Carolina anoles can live in a 20-gallon or larger terrarium, with numerous plants lining the back and sides of the cage. Leave an open area in the front center as an arena in which feeder insects, appropriately fortified with calcium supplements, can be dropped in clear view of the lizards. Carolina anoles like to leap down on potential prey and engulf it.
Although Carolina anoles are not overly social animals, in the wild they do interact with their neighbors and form loose clans. This can be successfully translated into captive life, with several females kept together in the same enclosure, although the more lizards are kept, the larger the tank must be. However, having more than one adult male in a tank will inevitably lead to territorial disputes and fighting regardless of the enclosure's size, resulting in increased stress for all the animals in the cage.

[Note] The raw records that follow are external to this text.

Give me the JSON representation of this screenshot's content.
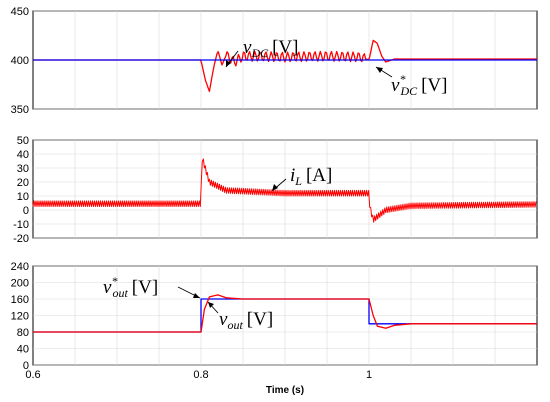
{
  "chart_data": [
    {
      "type": "line",
      "title": "",
      "xlabel": "",
      "ylabel": "",
      "xlim": [
        0.6,
        1.2
      ],
      "ylim": [
        350,
        450
      ],
      "yticks": [
        "450",
        "400",
        "350"
      ],
      "grid": true,
      "series": [
        {
          "name": "v_DC",
          "color": "#ff0000",
          "points": [
            [
              0.6,
              400
            ],
            [
              0.8,
              400
            ],
            [
              0.805,
              380
            ],
            [
              0.81,
              368
            ],
            [
              0.815,
              392
            ],
            [
              0.82,
              410
            ],
            [
              0.825,
              395
            ],
            [
              0.83,
              405
            ],
            [
              0.84,
              398
            ],
            [
              0.85,
              404
            ],
            [
              0.9,
              403
            ],
            [
              0.95,
              404
            ],
            [
              0.99,
              403
            ],
            [
              1.0,
              400
            ],
            [
              1.005,
              420
            ],
            [
              1.01,
              417
            ],
            [
              1.015,
              404
            ],
            [
              1.02,
              398
            ],
            [
              1.03,
              401
            ],
            [
              1.2,
              401
            ]
          ]
        },
        {
          "name": "v*_DC",
          "color": "#0000ff",
          "points": [
            [
              0.6,
              400
            ],
            [
              1.2,
              400
            ]
          ]
        }
      ],
      "annotations": {
        "vdc_main": "v",
        "vdc_sub": "DC",
        "vdc_unit": "[V]",
        "vref_main": "v",
        "vref_star": "*",
        "vref_sub": "DC",
        "vref_unit": "[V]"
      }
    },
    {
      "type": "line",
      "title": "",
      "xlabel": "",
      "ylabel": "",
      "xlim": [
        0.6,
        1.2
      ],
      "ylim": [
        -20,
        50
      ],
      "yticks": [
        "50",
        "40",
        "30",
        "20",
        "10",
        "0",
        "-10",
        "-20"
      ],
      "grid": true,
      "series": [
        {
          "name": "i_L",
          "color": "#ff0000",
          "points": [
            [
              0.6,
              4.5
            ],
            [
              0.8,
              4.5
            ],
            [
              0.801,
              38
            ],
            [
              0.81,
              20
            ],
            [
              0.83,
              14
            ],
            [
              0.9,
              12
            ],
            [
              1.0,
              12
            ],
            [
              1.001,
              2
            ],
            [
              1.005,
              -7
            ],
            [
              1.02,
              0
            ],
            [
              1.05,
              3
            ],
            [
              1.2,
              4
            ]
          ],
          "ripple": 4
        }
      ],
      "annotations": {
        "il_main": "i",
        "il_sub": "L",
        "il_unit": "[A]"
      }
    },
    {
      "type": "line",
      "title": "",
      "xlabel": "Time (s)",
      "ylabel": "",
      "xlim": [
        0.6,
        1.2
      ],
      "ylim": [
        0,
        240
      ],
      "xticks": [
        "0.6",
        "0.8",
        "1"
      ],
      "xtick_values": [
        0.6,
        0.8,
        1.0
      ],
      "yticks": [
        "240",
        "200",
        "160",
        "120",
        "80",
        "40",
        "0"
      ],
      "grid": true,
      "series": [
        {
          "name": "v*_out",
          "color": "#0000ff",
          "points": [
            [
              0.6,
              80
            ],
            [
              0.8,
              80
            ],
            [
              0.8,
              160
            ],
            [
              1.0,
              160
            ],
            [
              1.0,
              100
            ],
            [
              1.2,
              100
            ]
          ]
        },
        {
          "name": "v_out",
          "color": "#ff0000",
          "points": [
            [
              0.6,
              80
            ],
            [
              0.8,
              80
            ],
            [
              0.804,
              135
            ],
            [
              0.81,
              165
            ],
            [
              0.82,
              170
            ],
            [
              0.83,
              163
            ],
            [
              0.85,
              160
            ],
            [
              1.0,
              160
            ],
            [
              1.005,
              120
            ],
            [
              1.01,
              94
            ],
            [
              1.02,
              89
            ],
            [
              1.03,
              96
            ],
            [
              1.05,
              100
            ],
            [
              1.2,
              100
            ]
          ]
        }
      ],
      "annotations": {
        "vref_main": "v",
        "vref_star": "*",
        "vref_sub": "out",
        "vref_unit": "[V]",
        "vout_main": "v",
        "vout_sub": "out",
        "vout_unit": "[V]"
      }
    }
  ]
}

Provide a heat light over some of the highest plants so the reptiles can bask directly below it. In the wild, anoles drink by lapping water droplets off of leaves; thus, water is best administered with a mist bottle, as the lizards may ignore a water dish even after becoming severely dehydrated. As with all reptiles, it is important to keep the temperature and humidity of their environment within their comfort zones.
This species has been chosen as a model reptile for genomics by the National Human Genome Research Institute genome sequencing program. It was selected because of the ease and low cost of laboratory breeding and evolutionary value of the diversity of the genus. In 2011, the complete genome of this lizard was sequenced and published in Nature. Before its genome was published, only mammals and three bird species had been sequenced among amniotes. The draft genome sequence is 1.78 Gb (compared with 2.0–3.6 Gb mammalian and 0.9–1.3 Gb avian genome assemblies), of which 27% are mobile elements such as LINEs. A total of 17,472 protein-coding genes and 2,924 RNA genes were predicted from the A. carolinensis genome assembly.